More and more often, I find myself remembering the scene from Salman Rushdie’s
Midnight’s Children in which an Indian Muslim family waits for the radio news to announce the name of Mahatma Gandhi’s assassin:
“Thank God,” Amina burst out. “It’s not a Muslim name!” And Aadam, upon whom the news of Gandhi’s death had placed a new burden of age: “This Godse is nothing to be grateful for!”
Amina, however, was full of the lightheadness of relief, she was rushing dizzily up the long ladder of relief. “Why not, after all? By being Godse he has saved our lives!”
Ander Behring Breivik. It’s not a Muslim name – and this Breivik is nothing to be grateful for.
Contemporary Australia is far less fragile than India in the aftermath of partition, but like Amina, I wait to hear the name of the perpetrator of each atrocity. I brace myself against the backlash if it should be a Muslim name.
And like Aadam, when the the name is not Muslim, I cannot see it as a cause for gratitude.
Breivik has not “saved our lives” by being Breivik, although if his name had remained unknown – let alone if it had turned out to be Muhammad, or Ahmed, or Hussein – the backlash against Muslims in Europe would have rippled all the way to Australia. We had a foretaste of that in the hours before his arrest, as commentators threw away the dog-whistle and replaced it with a megaphone.

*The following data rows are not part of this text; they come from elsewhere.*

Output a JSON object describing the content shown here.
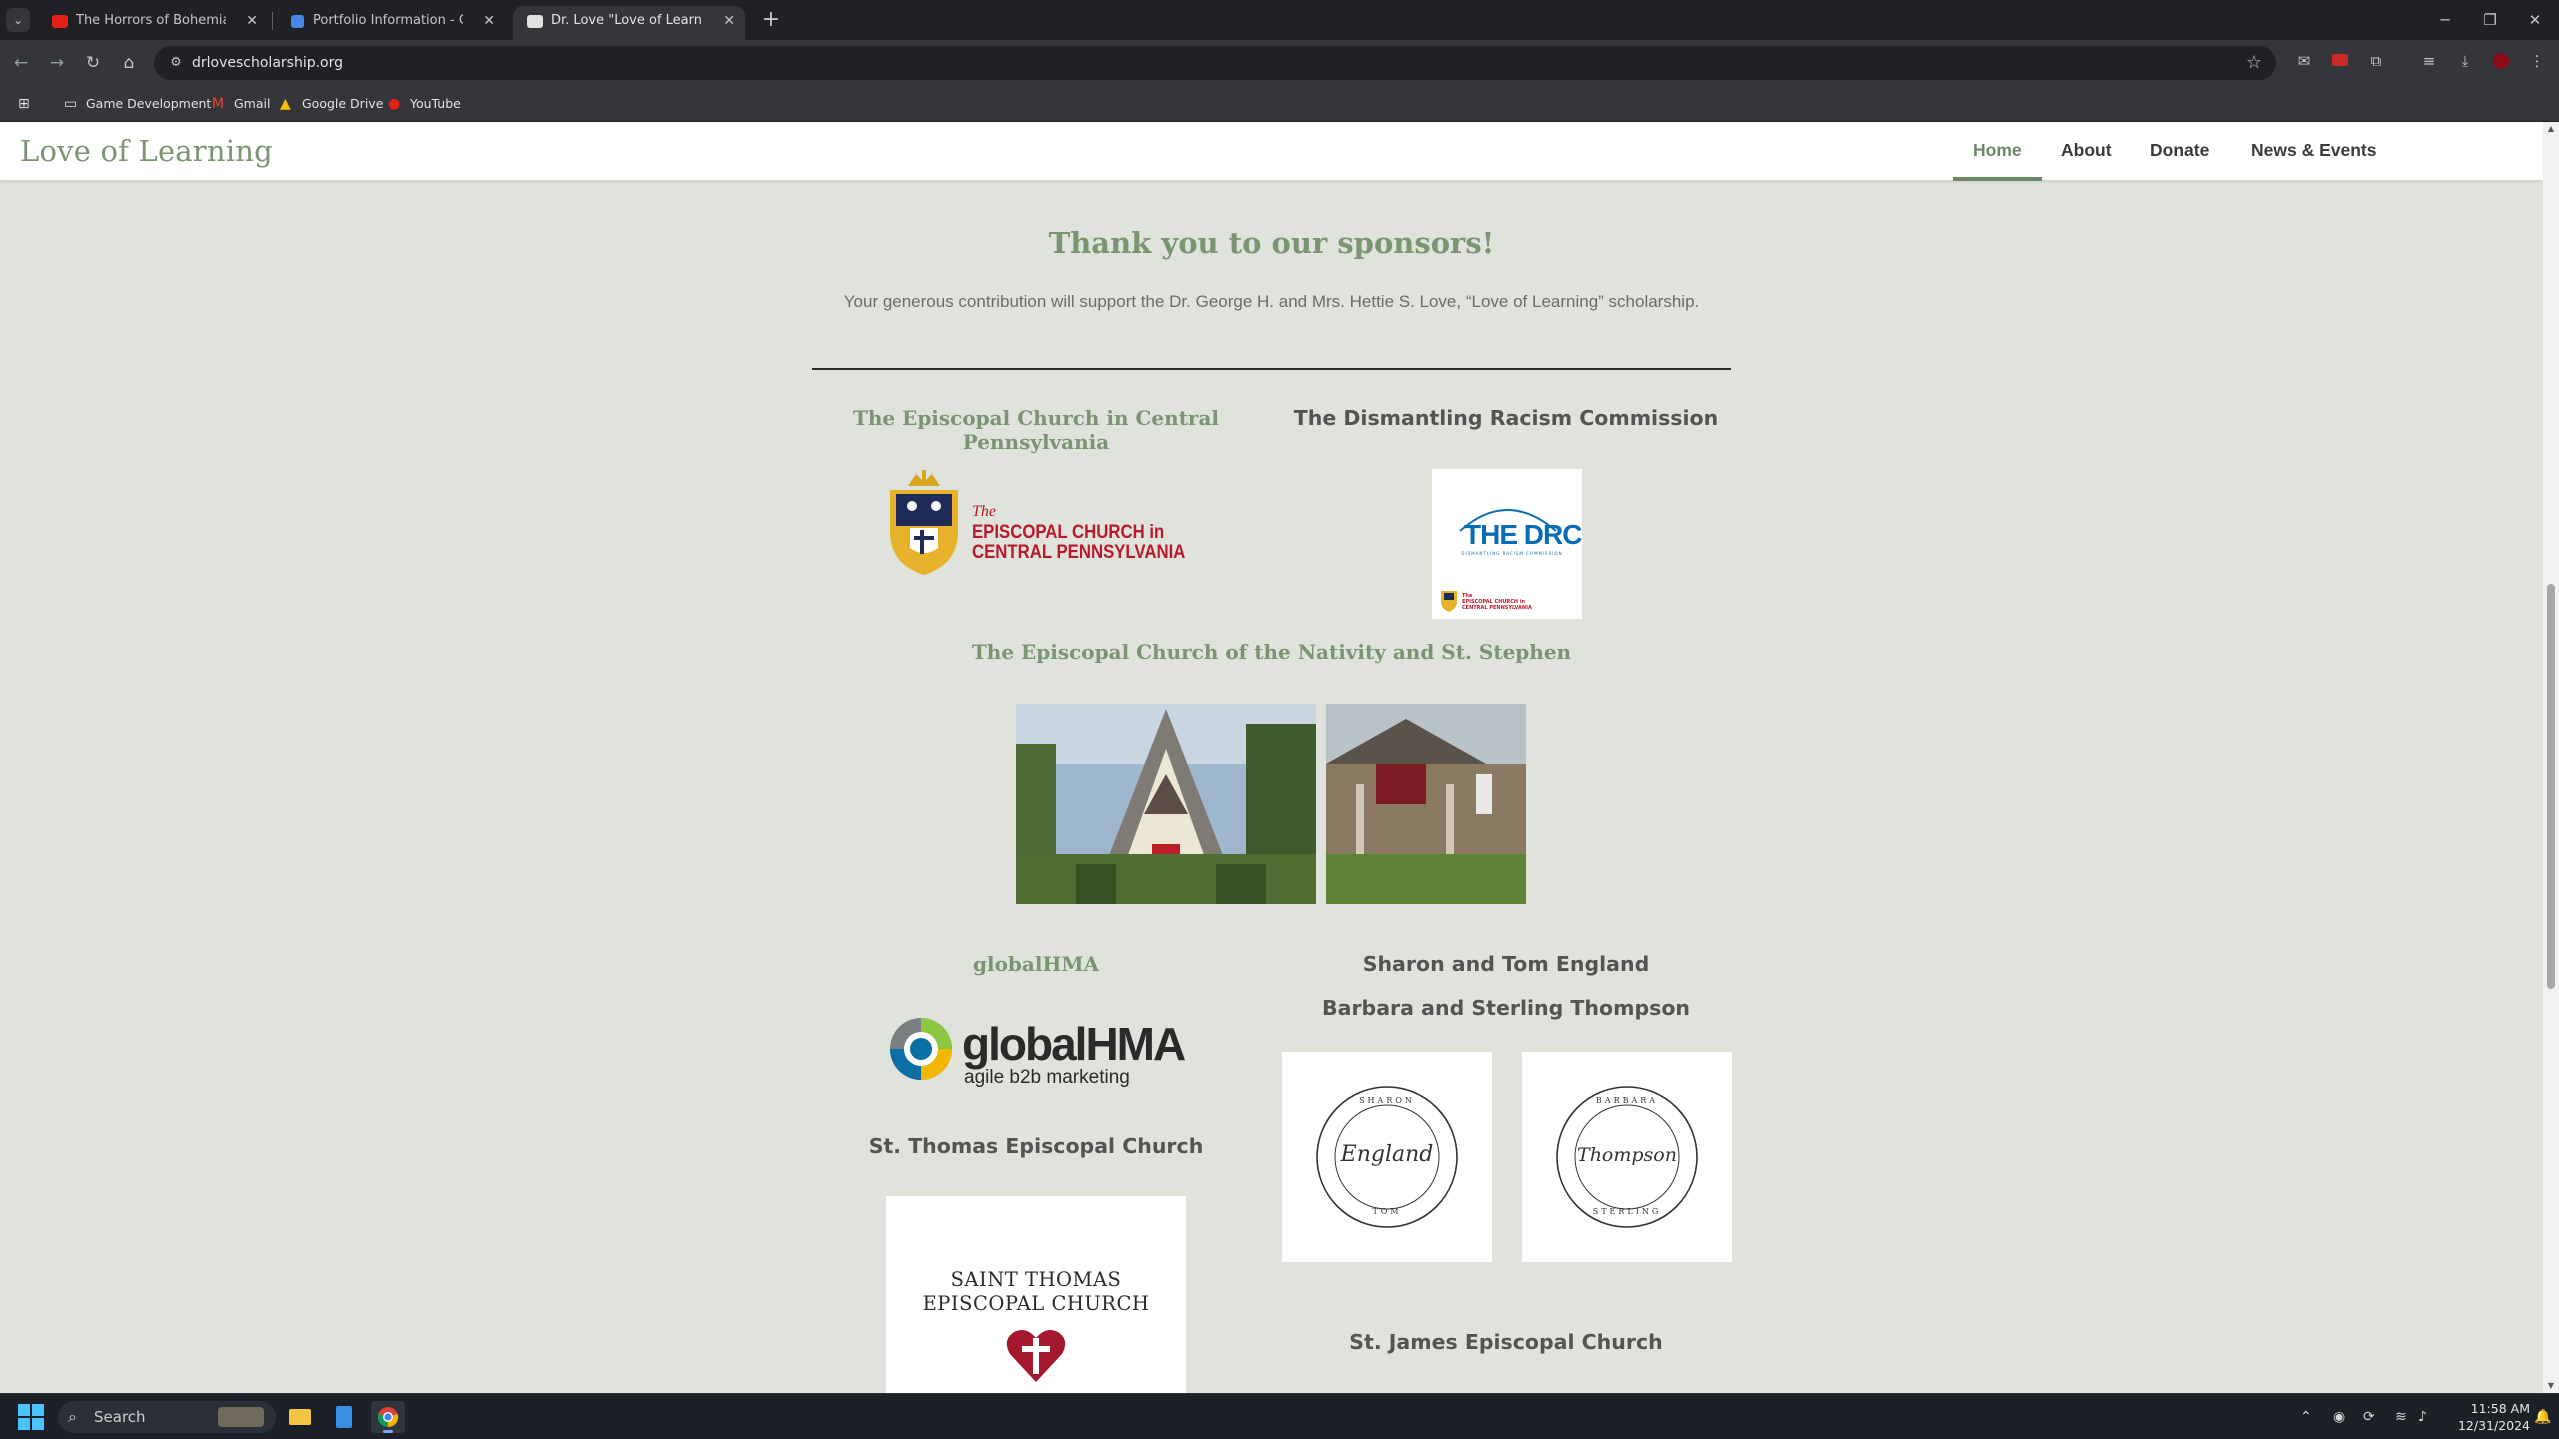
{
  "browser": {
    "tabs": [
      {
        "title": "The Horrors of Bohemian Grov",
        "active": false,
        "icon": "youtube-icon"
      },
      {
        "title": "Portfolio Information - Google",
        "active": false,
        "icon": "google-docs-icon"
      },
      {
        "title": "Dr. Love \"Love of Learning\" Sch",
        "active": true,
        "icon": "site-favicon-icon"
      }
    ],
    "url": "drlovescholarship.org",
    "bookmarks": [
      {
        "label": "Game Development",
        "icon": "folder-icon"
      },
      {
        "label": "Gmail",
        "icon": "gmail-icon"
      },
      {
        "label": "Google Drive",
        "icon": "google-drive-icon"
      },
      {
        "label": "YouTube",
        "icon": "youtube-icon"
      }
    ]
  },
  "site": {
    "logo": "Love of Learning",
    "nav": [
      {
        "label": "Home",
        "current": true
      },
      {
        "label": "About",
        "current": false
      },
      {
        "label": "Donate",
        "current": false
      },
      {
        "label": "News & Events",
        "current": false
      }
    ],
    "accent_color": "#7b9471",
    "background_color": "#dfe3dc"
  },
  "sponsors": {
    "heading": "Thank you to our sponsors!",
    "subtitle": "Your generous contribution will support the Dr. George H. and Mrs. Hettie S. Love, “Love of Learning” scholarship.",
    "names": {
      "episcopal_central_pa": "The Episcopal Church in Central Pennsylvania",
      "drc": "The Dismantling Racism Commission",
      "nativity": "The Episcopal Church of the Nativity and St. Stephen",
      "globalhma": "globalHMA",
      "england": "Sharon and Tom England",
      "thompson": "Barbara and Sterling Thompson",
      "st_thomas": "St. Thomas Episcopal Church",
      "st_james": "St. James Episcopal Church"
    },
    "logos": {
      "ecp_the": "The",
      "ecp_line1": "EPISCOPAL CHURCH in",
      "ecp_line2": "CENTRAL PENNSYLVANIA",
      "drc_word": "THE DRC",
      "drc_sub": "DISMANTLING RACISM COMMISSION",
      "drc_mini1": "The",
      "drc_mini2": "EPISCOPAL CHURCH in",
      "drc_mini3": "CENTRAL PENNSYLVANIA",
      "ghma_word": "globalHMA",
      "ghma_tag": "agile b2b marketing",
      "england_top": "SHARON",
      "england_script": "England",
      "england_bottom": "TOM",
      "thompson_top": "BARBARA",
      "thompson_script": "Thompson",
      "thompson_bottom": "STERLING",
      "st_thomas_line1": "SAINT THOMAS",
      "st_thomas_line2": "EPISCOPAL CHURCH"
    }
  },
  "taskbar": {
    "search_label": "Search",
    "time": "11:58 AM",
    "date": "12/31/2024"
  }
}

Muslims in Australia are held collectively responsible for any atrocity committed by any Muslim, anywhere. And as the initial reaction to the tragedy in Norway illustrates, we can be held responsible for crimes before there is any evidence of any Muslim involvement at all. My eye scans the media coverage of terrorist attacks, rapes, domestic violence, and several times a week I echo Amina’s sigh of relief – “It’s not a Muslim name!”
But I want to break this mood of instinctive defensiveness. My body is exhausted from the effort of being permanently steeled against backlash. The dead and the grieving – in Norway, in Somalia, in Pakistan, in Afghanistan, in Australia, in Iraq – deserve a better response than this.

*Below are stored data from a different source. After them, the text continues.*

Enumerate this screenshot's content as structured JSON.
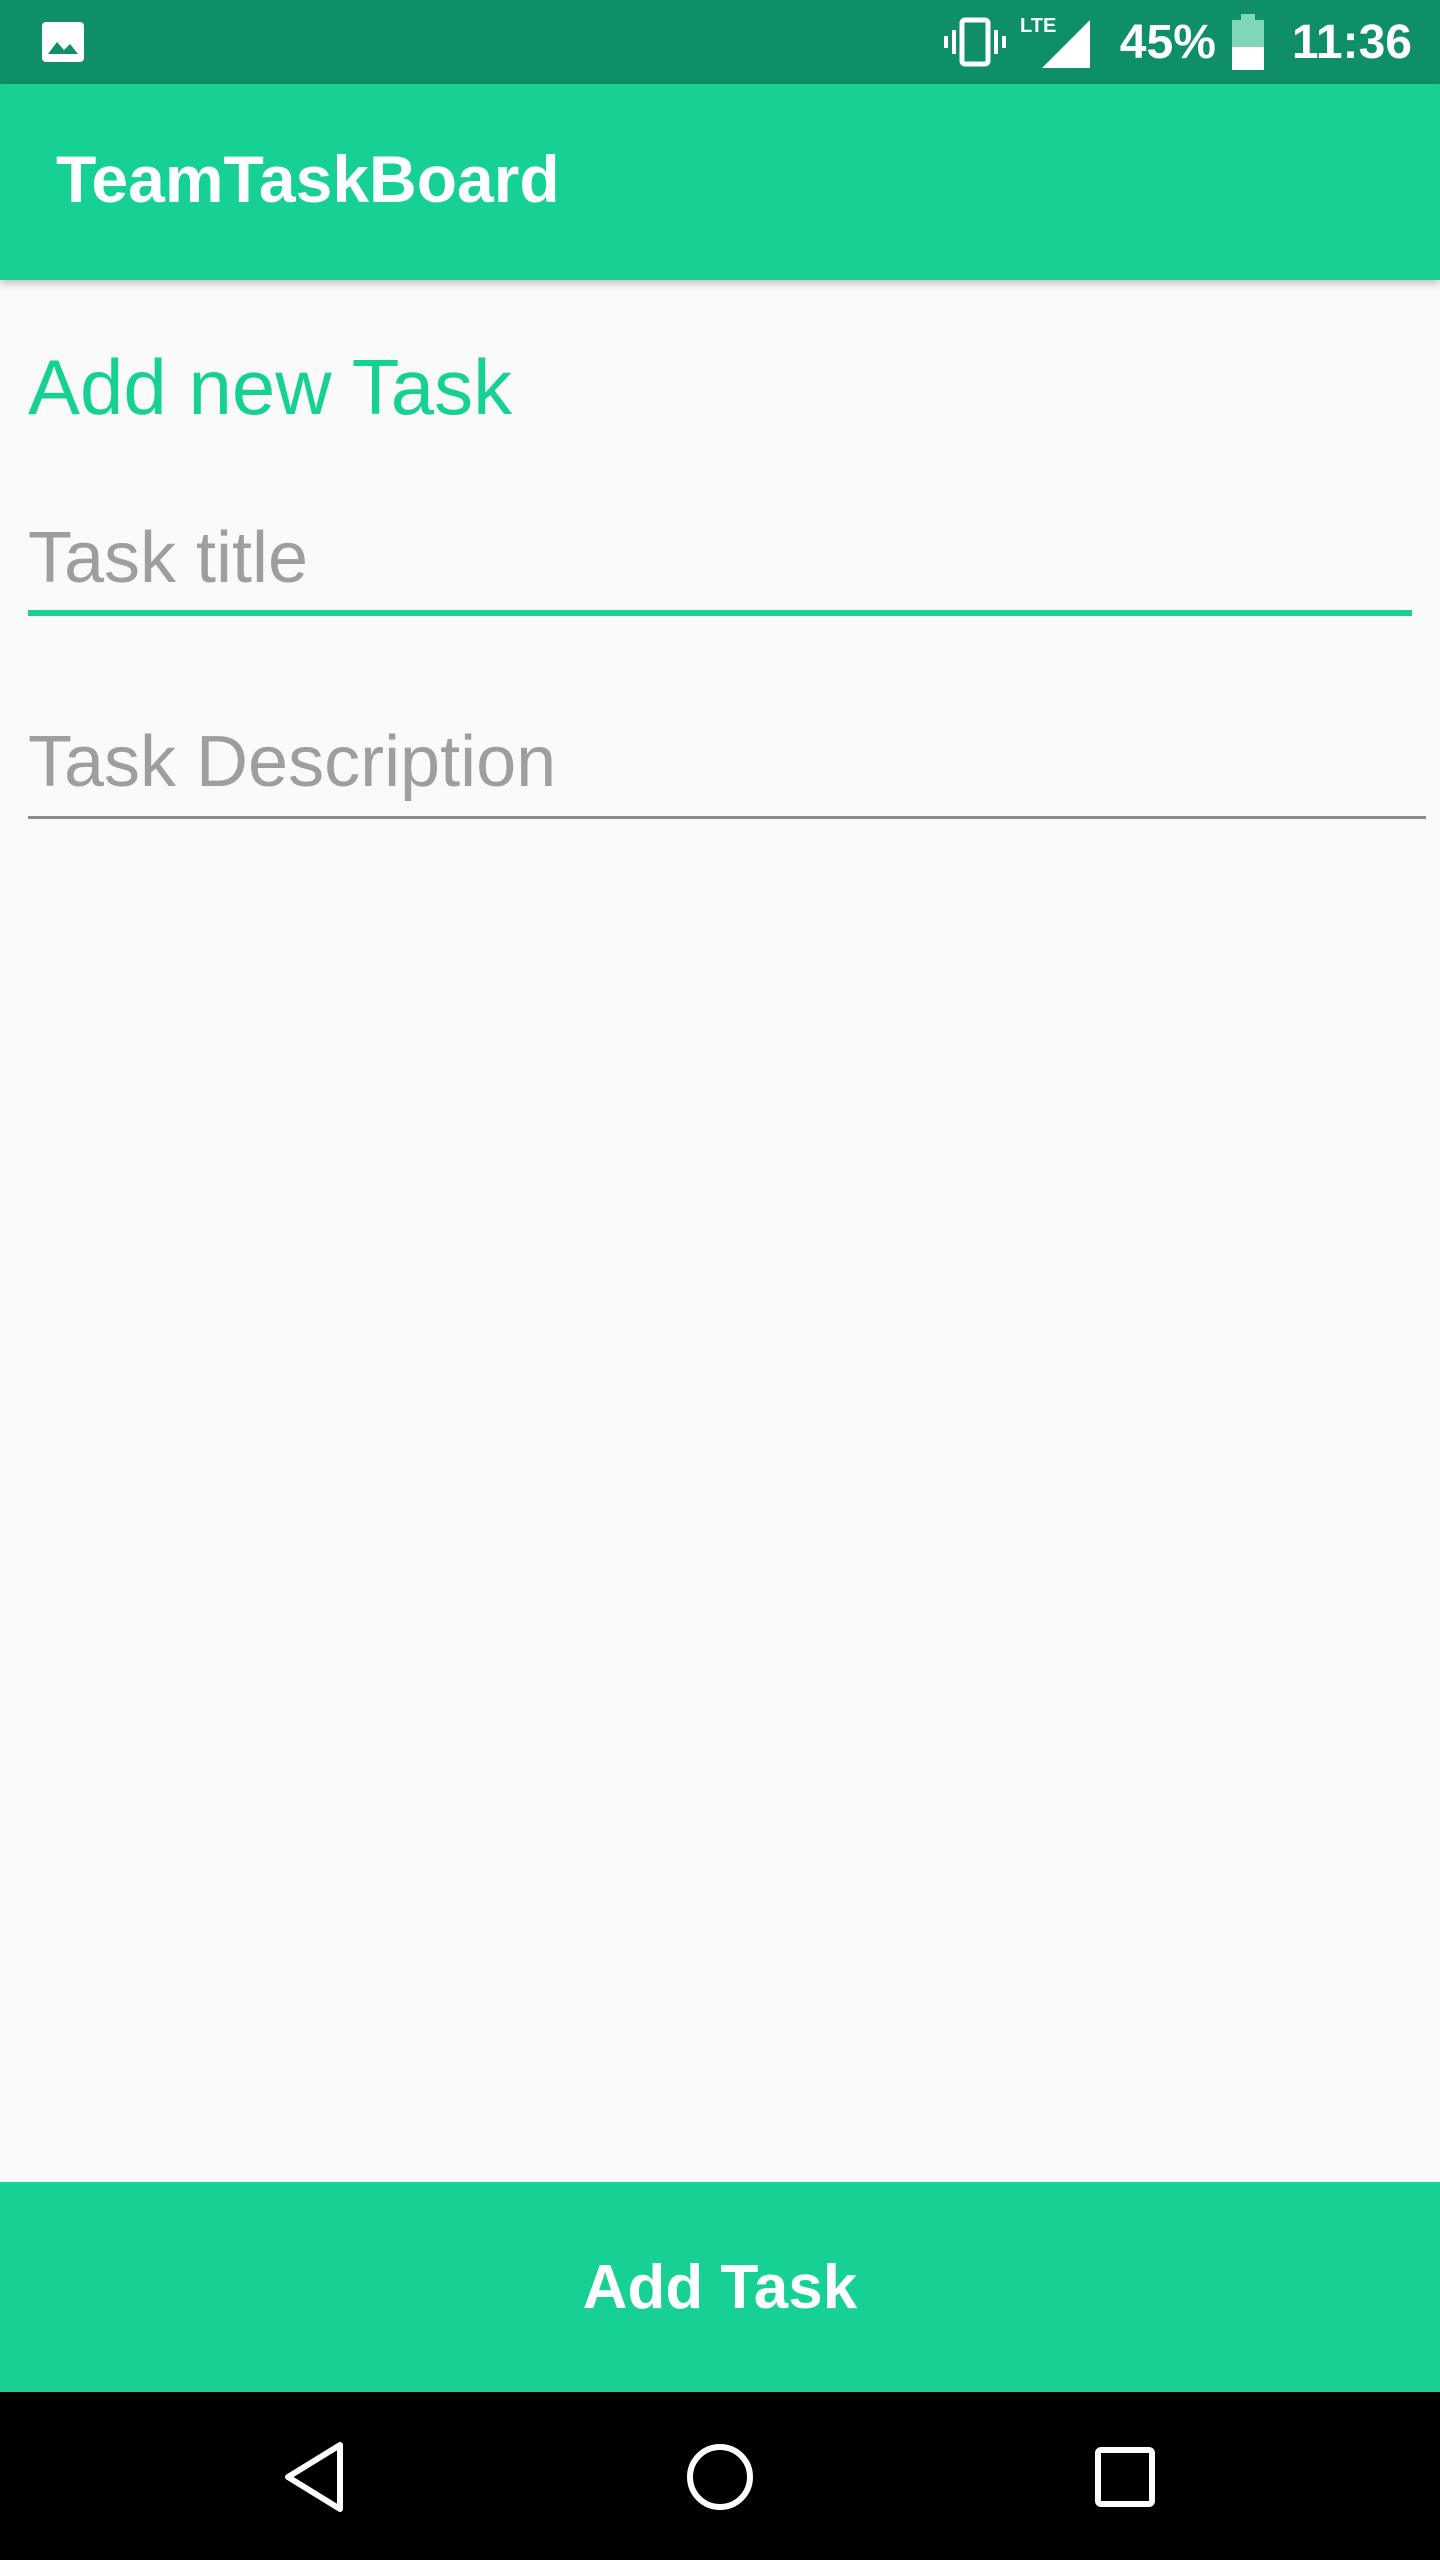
{
  "status_bar": {
    "left_icon": "image-icon",
    "vibrate_icon": "vibrate-icon",
    "network_icon": "lte-signal-icon",
    "network_label": "LTE",
    "battery_percent": "45%",
    "battery_level": 0.45,
    "time": "11:36",
    "background_color": "#0e8f67"
  },
  "app_bar": {
    "title": "TeamTaskBoard",
    "background_color": "#17d094"
  },
  "form": {
    "heading": "Add new Task",
    "title_field": {
      "placeholder": "Task title",
      "value": ""
    },
    "description_field": {
      "placeholder": "Task Description",
      "value": ""
    }
  },
  "actions": {
    "add_task_label": "Add Task"
  },
  "nav_bar": {
    "back_icon": "back-triangle-icon",
    "home_icon": "home-circle-icon",
    "recents_icon": "recents-square-icon"
  },
  "colors": {
    "accent": "#17d094",
    "status_bar": "#0e8f67",
    "background": "#fafafa",
    "placeholder": "#9e9e9e"
  }
}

Over the coming weeks, Muslims will be gathered together for the month of Ramadan. Always, at some point during these congregations, I find myself remembering some of the ugly e-mail that I’ve received, glancing towards the door and imagining the shadow of someone like Breivik waiting outside.
But not this year. This year, I’m not going to let myself think of Breivik – the man or his shadow – and I’m not going to let myself resent the morons who fed his hate and then scrambled to lay to blame for his crime upon “the Muslims”. They do not deserve my attention.
I will reflect instead on those Muslims and non-Muslims who lost their lives on Utoya and elsewhere. Let their names be remembered – and in the case of those civilians who are dying away from the media spotlight in Somalia, Pakistan, Afghanistan, Iraq – let their names be recorded.
I’m not going to brace myself against backlash. I’m going to steel myself to keep going.